Les départements en bref

Le musée est organisé en huit départements curatoriaux : Afrique, Océanie, Amériques ; Égypte ancienne et Soudan ; Asie ; Grande-Bretagne, Europe et Préhistoire ; Médailles et Monnaies ; Grèce et Rome ; Moyen-Orient ; Estampes et Dessins. Ce dernier département conserve plus de 50 000 dessins et deux millions d'estampes — dont des œuvres de Dürer, Michel-Ange, Rembrandt et Goya — accessibles principalement en salle d'étude sur rendez-vous, mais rarement exposées en permanence.

Débat sur la restitution et bronzes du Bénin

Les bronzes du Bénin sont au cœur du mouvement de restitution le plus actif de ces dernières années. En 1897, l'armée britannique pilla le palais de l'Oba lors d'une expédition punitive contre le royaume du Bénin (dans le Nigeria actuel) et emporta des milliers de reliefs et sculptures en laiton. Le British Museum en conserve environ 700. En 2022, le musée s'est engagé à restituer certaines pièces au Nigeria, mais les transferts concrets restent lents ; la loi de 1963 sur le British Museum (British Museum Act) complique juridiquement les restitutions. La question des provenances coloniales remodèle en profondeur la politique des grands musées européens.

Salles moins fréquentées

Qui cherche à éviter la foule trouvera des trésors dans la salle 3 (papyrus et premières écritures), la salle 49 (collection islamique avec de remarquables céramiques persanes), la salle 61 (Amérique du Nord, avec des objets des Indiens des Plaines) et le Study Room Centre (accessible sur inscription). La salle 1, dite Sainsbury Gallery, accueille régulièrement des présentations thématiques tirées des propres collections du musée.

Stratégie de visite

Entrée libre ; pas de créneau imposé pour les collections permanentes. Les expositions temporaires sont payantes et souvent complètes des mois à l'avance — réservation en ligne recommandée. Ouvert tous les jours de 10 h à 17 h, jusqu'à 20 h 30 le vendredi ; dernière admission 30 minutes avant la fermeture. Qui arrive à l'ouverture dispose des salles — notamment la salle 4 pour la pierre de Rosette et la salle 18 pour les Marbres du Parthénon — avant l'arrivée des groupes scolaires pendant une bonne heure et demie.

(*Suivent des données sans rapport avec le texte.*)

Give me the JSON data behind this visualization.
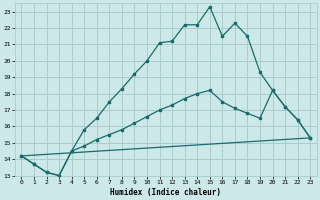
{
  "title": "",
  "xlabel": "Humidex (Indice chaleur)",
  "bg_color": "#cce8e8",
  "grid_color": "#aacccc",
  "line_color": "#1a6b6b",
  "xlim": [
    -0.5,
    23.5
  ],
  "ylim": [
    13.0,
    23.5
  ],
  "yticks": [
    13,
    14,
    15,
    16,
    17,
    18,
    19,
    20,
    21,
    22,
    23
  ],
  "xticks": [
    0,
    1,
    2,
    3,
    4,
    5,
    6,
    7,
    8,
    9,
    10,
    11,
    12,
    13,
    14,
    15,
    16,
    17,
    18,
    19,
    20,
    21,
    22,
    23
  ],
  "line1_x": [
    0,
    1,
    2,
    3,
    4,
    5,
    6,
    7,
    8,
    9,
    10,
    11,
    12,
    13,
    14,
    15,
    16,
    17,
    18,
    19,
    20,
    21,
    22,
    23
  ],
  "line1_y": [
    14.2,
    13.7,
    13.2,
    13.0,
    14.5,
    15.8,
    16.5,
    17.5,
    18.3,
    19.2,
    20.0,
    21.1,
    21.2,
    22.2,
    22.2,
    23.3,
    21.5,
    22.3,
    21.5,
    19.3,
    18.2,
    17.2,
    16.4,
    15.3
  ],
  "line2_x": [
    0,
    1,
    2,
    3,
    4,
    5,
    6,
    7,
    8,
    9,
    10,
    11,
    12,
    13,
    14,
    15,
    16,
    17,
    18,
    19,
    20,
    21,
    22,
    23
  ],
  "line2_y": [
    14.2,
    13.7,
    13.2,
    13.0,
    14.5,
    14.8,
    15.2,
    15.5,
    15.8,
    16.2,
    16.6,
    17.0,
    17.3,
    17.7,
    18.0,
    18.2,
    17.5,
    17.1,
    16.8,
    16.5,
    18.2,
    17.2,
    16.4,
    15.3
  ],
  "line3_x": [
    0,
    23
  ],
  "line3_y": [
    14.2,
    15.3
  ]
}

Le café principal se trouve dans la Great Court ; un restaurant est aménagé en sous-sol. La Great Court Gallery propose des expositions temporaires. La bibliothèque du musée (désormais British Library à St Pancras) a été séparée en 1997 ; l'ancienne Reading Room est toutefois accessible aux visiteurs.

Le musée est situé dans le quartier de Bloomsbury, une zone culturelle dense : le Dickens Museum, l'University of London et Bedford Square sont accessibles à pied. Un grand musée ne se résume pas à une seule visite. Revenir, varier l'heure, alterner salles canoniques et moins courues — et utiliser la carte pour articuler la prochaine visite avec d'autres lieux de la ville.